Fascinating to read this, thanks for posting Cathy! I hope that Keats-Shelley House in Rome succeeds in their fund raising drive.
I recall coming across a reference to Waterhouse and Keats House (but can't remember exactly where unfortunately - either during a google web or books search), which said that
Keats House in Hampstead, London was the setting for his "rose" painting - perhaps "The Soul of a Rose". I haven't visited either of the Keats Houses yet, so don't have photos for any comparisons just yet.

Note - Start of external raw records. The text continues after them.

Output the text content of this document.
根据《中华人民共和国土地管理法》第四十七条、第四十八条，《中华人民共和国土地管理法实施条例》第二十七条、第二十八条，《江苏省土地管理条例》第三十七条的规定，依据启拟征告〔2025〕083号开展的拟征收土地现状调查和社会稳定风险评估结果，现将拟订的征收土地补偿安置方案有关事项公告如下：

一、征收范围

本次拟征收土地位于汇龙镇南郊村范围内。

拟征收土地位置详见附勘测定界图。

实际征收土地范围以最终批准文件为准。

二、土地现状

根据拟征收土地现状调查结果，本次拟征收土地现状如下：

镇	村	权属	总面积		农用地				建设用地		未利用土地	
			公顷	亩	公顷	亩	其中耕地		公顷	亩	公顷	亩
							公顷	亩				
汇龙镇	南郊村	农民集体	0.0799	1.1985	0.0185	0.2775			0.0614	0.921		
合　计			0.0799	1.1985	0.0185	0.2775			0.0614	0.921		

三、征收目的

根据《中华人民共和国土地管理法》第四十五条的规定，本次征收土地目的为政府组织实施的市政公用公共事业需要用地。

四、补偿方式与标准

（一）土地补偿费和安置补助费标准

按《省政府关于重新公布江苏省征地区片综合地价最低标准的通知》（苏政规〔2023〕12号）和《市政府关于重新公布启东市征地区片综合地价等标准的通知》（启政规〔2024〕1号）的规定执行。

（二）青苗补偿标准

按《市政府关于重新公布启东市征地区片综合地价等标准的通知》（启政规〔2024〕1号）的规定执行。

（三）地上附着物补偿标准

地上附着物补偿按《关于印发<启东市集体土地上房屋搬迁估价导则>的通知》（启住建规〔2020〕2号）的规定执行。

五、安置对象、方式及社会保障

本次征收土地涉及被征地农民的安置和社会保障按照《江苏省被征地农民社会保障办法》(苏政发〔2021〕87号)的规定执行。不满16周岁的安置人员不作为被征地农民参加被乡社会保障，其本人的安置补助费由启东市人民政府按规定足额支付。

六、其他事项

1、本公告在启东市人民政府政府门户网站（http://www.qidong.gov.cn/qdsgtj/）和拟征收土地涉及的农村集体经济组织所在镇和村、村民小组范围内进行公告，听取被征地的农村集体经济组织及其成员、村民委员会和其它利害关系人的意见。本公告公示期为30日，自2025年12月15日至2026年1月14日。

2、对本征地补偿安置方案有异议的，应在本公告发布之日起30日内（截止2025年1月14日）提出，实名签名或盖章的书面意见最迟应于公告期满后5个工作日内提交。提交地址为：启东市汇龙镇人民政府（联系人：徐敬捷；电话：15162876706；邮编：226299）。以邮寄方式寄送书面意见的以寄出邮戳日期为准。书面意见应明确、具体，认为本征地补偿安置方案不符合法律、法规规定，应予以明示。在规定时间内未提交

And here's Arthur T. Nowell's 1904 painting of
Isabella
"Exhibited at the Royal Academy, 1904, No. 292: "'Isabella and the pot of Basil - Keats'. Isabella, wearing a heavy dress of crimson velvet, kneels on a pavement encircling the pot with her arms. "
and
"As we enter the next room, the poetry of mediaeval Italy casts its spell in Arthur T. Nowell's "Isabella and the Pot of Basil." The dark rich harmony of the piece is all of Keats: the gracious kneeling figure of Isabella is replete with womanly charm still; her arms embrace the precious jar which to her is the funeral urn holding the wreck of earthly joy; her face is like the face of a mother that watches her dead child. The very reality of sorrow is powerfully conveyed in her rich robe of purpled crimson and the close Florentine cap of the same dark colour that confines the treasure of her chestnut hair. The maiden majesty of her form does not preclude a sinuous litheness that is all of her native Italy. It may be the attitude alone, but the seeming length of neck is a defect in an otherwise commanding beauty."

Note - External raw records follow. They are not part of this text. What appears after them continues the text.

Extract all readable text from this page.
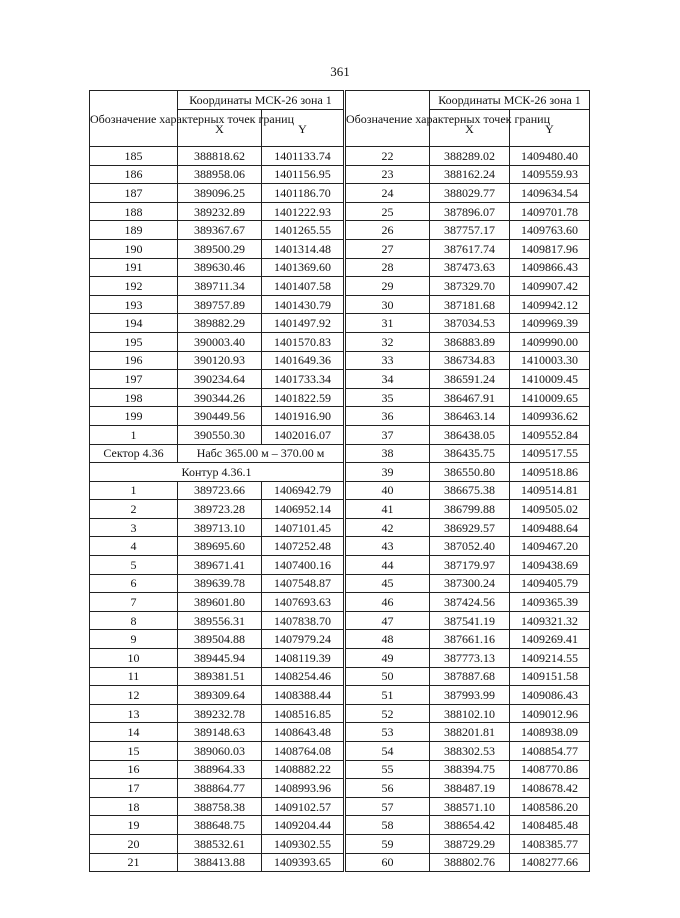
361
Обозначение характерных точек границ	Координаты МСК-26 зона 1	
	X	Y
185	388818.62	1401133.74
186	388958.06	1401156.95
187	389096.25	1401186.70
188	389232.89	1401222.93
189	389367.67	1401265.55
190	389500.29	1401314.48
191	389630.46	1401369.60
192	389711.34	1401407.58
193	389757.89	1401430.79
194	389882.29	1401497.92
195	390003.40	1401570.83
196	390120.93	1401649.36
197	390234.64	1401733.34
198	390344.26	1401822.59
199	390449.56	1401916.90
1	390550.30	1402016.07
Сектор 4.36	Набс 365.00 м – 370.00 м	
Контур 4.36.1		
1	389723.66	1406942.79
2	389723.28	1406952.14
3	389713.10	1407101.45
4	389695.60	1407252.48
5	389671.41	1407400.16
6	389639.78	1407548.87
7	389601.80	1407693.63
8	389556.31	1407838.70
9	389504.88	1407979.24
10	389445.94	1408119.39
11	389381.51	1408254.46
12	389309.64	1408388.44
13	389232.78	1408516.85
14	389148.63	1408643.48
15	389060.03	1408764.08
16	388964.33	1408882.22
17	388864.77	1408993.96
18	388758.38	1409102.57
19	388648.75	1409204.44
20	388532.61	1409302.55
21	388413.88	1409393.65
Обозначение характерных точек границ	Координаты МСК-26 зона 1	
	X	Y
22	388289.02	1409480.40
23	388162.24	1409559.93
24	388029.77	1409634.54
25	387896.07	1409701.78
26	387757.17	1409763.60
27	387617.74	1409817.96
28	387473.63	1409866.43
29	387329.70	1409907.42
30	387181.68	1409942.12
31	387034.53	1409969.39
32	386883.89	1409990.00
33	386734.83	1410003.30
34	386591.24	1410009.45
35	386467.91	1410009.65
36	386463.14	1409936.62
37	386438.05	1409552.84
38	386435.75	1409517.55
39	386550.80	1409518.86
40	386675.38	1409514.81
41	386799.88	1409505.02
42	386929.57	1409488.64
43	387052.40	1409467.20
44	387179.97	1409438.69
45	387300.24	1409405.79
46	387424.56	1409365.39
47	387541.19	1409321.32
48	387661.16	1409269.41
49	387773.13	1409214.55
50	387887.68	1409151.58
51	387993.99	1409086.43
52	388102.10	1409012.96
53	388201.81	1408938.09
54	388302.53	1408854.77
55	388394.75	1408770.86
56	388487.19	1408678.42
57	388571.10	1408586.20
58	388654.42	1408485.48
59	388729.29	1408385.77
60	388802.76	1408277.66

Nowell's painting is so similar to Waterhouse's later picture, and they were friends I believe, and both paintings were painted at the same country house? A reviewer of the 1907 Waterhouse Isabella painting did not comment on their similarities:
"Mr. Waterhouse does not exhibit any large number of canvases, but his work is always beautiful and individual. In the example I have noted the figure of the woman is placed, contrary to a commonly accepted rule of composition, at one side, and looking out of the picture. This has a rather disturbing effect, if disturbing is not too strong an expression to use in reference to a picture of such great beauty."
From 'Some Remarks on the Royal Academy' by a mere photographer, The Photographic News, May 10th, 1907.